Car la défaillance de Veolia, fruit direct du mouvement de boycottage de la firme lancé à l’échelle internationale, a pour effet de mettre encore plus à mal un projet déjà mal en point, analyse le journaliste Jonathan Cook, dans un article publié sur Electronic Intifada.
“Le retrait de Veolia nous fout effectivement dans la m…”, a ainsi confessé le porte-parole de City Pass, Shmuel Elgrably, en constatant que son remplaçant dans le capital, la compagnie Dan, n’a pas la moindre expérience dans le transport ferroviaire.
Le tramway est clairement un projet raciste, promu par Ariel Sharon en personne, et destiné à cimenter « l’unification juive » de Jérusalem, pour reprendre les termes du fameux criminel de guerre, toujours dans le coma d’ailleurs trois ans après son hospitalisation.
Comme l’a dénoncé Omar Barghouti, initiateur palestinien du mouvement BDS (Boycott, Désinvestissements, Sanctions), le tracé du tramway s’inscrit dans un plan général du gouvernement israélien, pour rendre impossible une éventuelle division de Jérusalem, et ainsi empêcher qu’une partie de la ville soit la capitale d’un éventuel Etat Palestinien. Sachant qu’aucun compromis de paix, même le plus favorable qui soit à Israël, n’est envisageable sans concéder aux Palestiniens un morceau, même incomplet, de Jérusalem, le tramway est bien une arme de guerre.
C’est aussi, indique Jonathan Cook, un échec économique et industriel patent : les coûts ont déjà dépassé de plus de 500 millions de dollars le budget prévisionnel, et le premier tronçon, long de 14 kilomètres, a pris près de deux ans de retard. On le doit, entre autres, à des problèmes d’ingéniérie imprévus, à des disputes entre les contractants et la municipalité, et à des interruptions de chantier dues à des découvertes archéologiques (de vestiges hébraïques s’entend, les Israéliens n’ayant pas pour habitude de se gêner avec les autres vestiges mis au jour par leurs pelleteuses).
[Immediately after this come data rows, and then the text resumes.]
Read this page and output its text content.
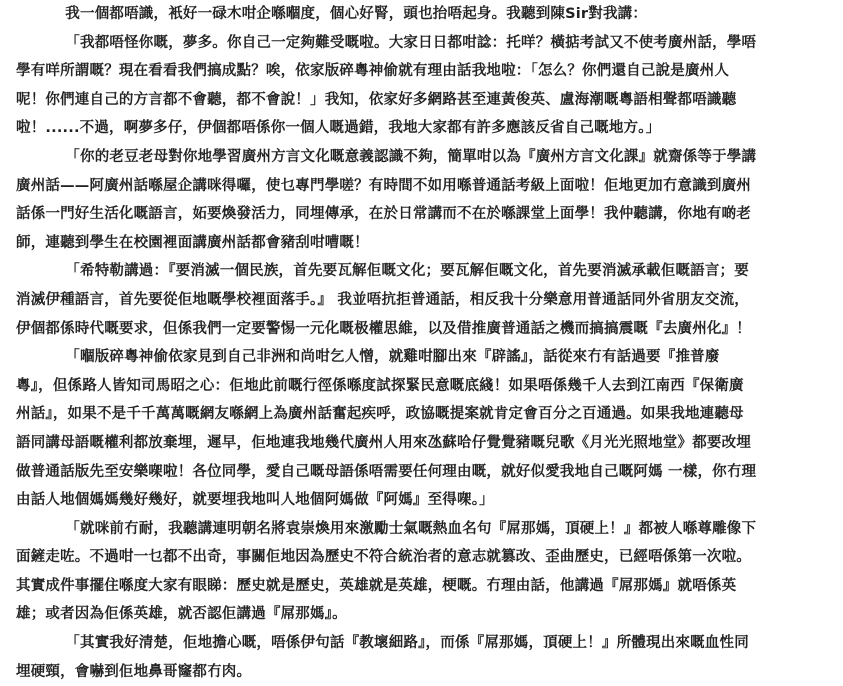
我一個都唔識，衹好一碌木咁企喺嗰度，個心好腎，頭也抬唔起身。我聽到陳Sir對我講：

「我都唔怪你嘅，夢多。你自己一定夠難受嘅啦。大家日日都咁諗：托咩？橫掂考試又不使考廣州話，學唔
學有咩所謂嘅？現在看看我們搞成點？唉，依家版碎粵神偷就有理由話我地啦：「怎么？你們還自己說是廣州人
呢！你們連自己的方言都不會聽，都不會說！」我知，依家好多網路甚至連黃俊英、盧海潮嘅粵語相聲都唔識聽
啦！......不過，啊夢多仔，伊個都唔係你一個人嘅過錯，我地大家都有許多應該反省自己嘅地方。」

「你的老豆老母對你地學習廣州方言文化嘅意義認識不夠，簡單咁以為『廣州方言文化課』就齋係等于學講
廣州話——阿廣州話喺屋企講咪得囉，使乜專門學嗟？有時間不如用喺普通話考級上面啦！佢地更加冇意識到廣州
話係一門好生活化嘅語言，妬要煥發活力，同埋傳承，在於日常講而不在於喺課堂上面學！我仲聽講，你地有啲老
師，連聽到學生在校園裡面講廣州話都會豬刮咁嘈嘅！

「希特勒講過：『要消滅一個民族，首先要瓦解佢嘅文化；要瓦解佢嘅文化，首先要消滅承載佢嘅語言；要
消滅伊種語言，首先要從佢地嘅學校裡面落手。』 我並唔抗拒普通話，相反我十分樂意用普通話同外省朋友交流，
伊個都係時代嘅要求，但係我們一定要警惕一元化嘅极權思維，以及借推廣普通話之機而搞搞震嘅『去廣州化』！

「嗰版碎粵神偷依家見到自己非洲和尚咁乞人憎，就雞咁腳出來『辟謠』，話從來冇有話過要『推普廢
粵』，但係路人皆知司馬昭之心：佢地此前嘅行徑係喺度試探緊民意嘅底綫！如果唔係幾千人去到江南西『保衛廣
州話』，如果不是千千萬萬嘅網友喺網上為廣州話奮起疾呼，政協嘅提案就肯定會百分之百通過。如果我地連聽母
語同講母語嘅權利都放棄埋，遲早，佢地連我地幾代廣州人用來氹蘇哈仔覺覺豬嘅兒歌《月光光照地堂》都要改埋
做普通話版先至安樂㗎啦！各位同學，愛自己嘅母語係唔需要任何理由嘅，就好似愛我地自己嘅阿媽 一樣，你冇理
由話人地個媽媽幾好幾好，就要埋我地叫人地個阿媽做『阿媽』至得㗎。」

「就咪前冇耐，我聽講連明朝名將袁崇煥用來激勵士氣嘅熱血名句『屌那媽，頂硬上！』都被人喺尊雕像下
面鏟走咗。不過咁一乜都不出奇，事關佢地因為歷史不符合統治者的意志就篡改、歪曲歷史，已經唔係第一次啦。
其實成件事擺住喺度大家有眼睇：歷史就是歷史，英雄就是英雄，梗嘅。冇理由話，他講過『屌那媽』就唔係英
雄；或者因為佢係英雄，就否認佢講過『屌那媽』。

「其實我好清楚，佢地擔心嘅，唔係伊句話『教壞細路』，而係『屌那媽，頂硬上！』所體現出來嘅血性同
埋硬頸，會嚇到佢地鼻哥窿都冇肉。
En outre, le business plan de City Pass a prévu, pour s’assurer les bonnes grâces des investisseurs (démontrer que le projet sera rentable), et celles des gouvernements occidentaux (promettre qu’il n’y aura pas de ségrégation raciale), que le tramway transportera 150.000 voyageurs par jour, dont des milliers de juifs ultra-orthodoxes, et même des milliers de Palestiniens. Des arrêts sont ainsi prévus, sur le papier, dans des quartiers encore habités par des Palestiniens à Jérusalem, au camp de réfugiés de Shouafat notamment.
Mais cela ressemble à une sinistre plaisanterie. Côté juifs religieux, il est plus que probable que le tramway, s’il voit le jour, sera boycotté par les fanatiques, qui proscrivent la mixité sexuelle dans les transports en commun. Et d’un autre côté, de nombreux juifs utilisateurs feront pression pour ne pas avoir à voyager avec des Palestiniens.
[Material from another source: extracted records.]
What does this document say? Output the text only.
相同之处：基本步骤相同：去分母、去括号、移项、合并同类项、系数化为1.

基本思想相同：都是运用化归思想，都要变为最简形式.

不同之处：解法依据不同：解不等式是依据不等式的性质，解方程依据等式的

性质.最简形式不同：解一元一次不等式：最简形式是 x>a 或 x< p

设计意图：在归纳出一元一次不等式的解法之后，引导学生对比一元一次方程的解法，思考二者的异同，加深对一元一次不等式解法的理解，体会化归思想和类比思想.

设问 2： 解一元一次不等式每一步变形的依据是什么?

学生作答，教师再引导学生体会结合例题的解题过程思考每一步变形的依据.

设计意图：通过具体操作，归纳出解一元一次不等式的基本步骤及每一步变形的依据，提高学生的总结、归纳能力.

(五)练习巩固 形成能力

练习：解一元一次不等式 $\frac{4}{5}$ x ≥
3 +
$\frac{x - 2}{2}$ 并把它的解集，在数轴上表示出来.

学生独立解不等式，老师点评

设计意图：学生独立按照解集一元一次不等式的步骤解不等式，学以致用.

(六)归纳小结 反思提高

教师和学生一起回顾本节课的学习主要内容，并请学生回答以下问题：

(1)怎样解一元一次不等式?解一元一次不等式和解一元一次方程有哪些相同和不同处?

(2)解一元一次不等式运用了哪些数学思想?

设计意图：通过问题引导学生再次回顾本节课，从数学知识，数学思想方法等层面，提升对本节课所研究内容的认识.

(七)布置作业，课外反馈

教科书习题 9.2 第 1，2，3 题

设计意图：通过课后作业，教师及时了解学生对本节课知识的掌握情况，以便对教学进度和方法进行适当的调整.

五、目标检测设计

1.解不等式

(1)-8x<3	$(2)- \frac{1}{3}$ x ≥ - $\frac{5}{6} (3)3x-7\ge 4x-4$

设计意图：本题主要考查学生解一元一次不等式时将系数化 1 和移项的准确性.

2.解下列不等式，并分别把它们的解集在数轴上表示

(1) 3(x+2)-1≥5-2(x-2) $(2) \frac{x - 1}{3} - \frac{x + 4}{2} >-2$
« On ne connait pas le détail des mesures de contrôle, qui seront imposées aux Palestiniens souhaitant prendre le tramway, et de nombreux observateurs pensent qu’au premier incident, le gouvernement interdira tout simplement aux Palestiniens d’accéder au réseau », écrit Jonathan Cook.
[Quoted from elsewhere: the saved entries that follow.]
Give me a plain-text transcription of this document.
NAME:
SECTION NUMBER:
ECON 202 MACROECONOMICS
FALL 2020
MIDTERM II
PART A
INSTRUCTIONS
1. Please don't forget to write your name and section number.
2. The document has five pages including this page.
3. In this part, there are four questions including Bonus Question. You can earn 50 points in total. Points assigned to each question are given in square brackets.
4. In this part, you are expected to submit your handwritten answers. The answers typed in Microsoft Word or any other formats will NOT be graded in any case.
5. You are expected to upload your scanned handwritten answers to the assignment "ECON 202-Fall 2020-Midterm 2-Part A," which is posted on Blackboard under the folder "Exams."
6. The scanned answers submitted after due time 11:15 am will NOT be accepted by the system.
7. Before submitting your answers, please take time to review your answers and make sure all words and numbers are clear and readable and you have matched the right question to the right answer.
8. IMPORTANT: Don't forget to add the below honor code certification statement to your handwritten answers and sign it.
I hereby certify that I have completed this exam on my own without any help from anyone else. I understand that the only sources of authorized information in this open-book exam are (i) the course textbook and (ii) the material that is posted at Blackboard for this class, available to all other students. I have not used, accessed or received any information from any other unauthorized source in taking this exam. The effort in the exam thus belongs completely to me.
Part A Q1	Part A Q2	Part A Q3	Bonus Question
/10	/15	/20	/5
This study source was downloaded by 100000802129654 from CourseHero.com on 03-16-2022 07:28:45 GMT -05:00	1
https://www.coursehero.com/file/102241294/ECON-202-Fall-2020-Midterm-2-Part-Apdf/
“Mais c’est la survie même du projet qui est maintenant en cause, avec le succès du mouvement de boycottage. Une banque hollandaise, ASN, avait retiré ses investissements dans Veolia dès 2006, et l’entreprise a perdu un important contrat en Suède cette année », poursuit-il.
Alstom –qui doit fournir 42 wagons … blindés !- est lui aussi sous pression.
Codéfendeur, avec Veolia, dans le procès que lui ont intenté en France l’Association France-Palestine Solidarité (AFPS) et l’Organisation de Libération de la Palestine (OLP), Alstom s’est fait virer cette année du fonds d’investissement suédois AP7, et une bataille est en cours pour lui faire perdre un contrat de 1,8 milliard de dollars, pour l’exploitation d’un liaison ferroviaire entre les villes saintes de La Mecque et Médine, en Arabie Saoudite.
Félicitons-nous de ce premier recul de Veolia. Les autres, tous ceux qui collaborent à la politique criminelle de l’Etat israélien, devront suivre au fur et à mesure que le Boycott se développera.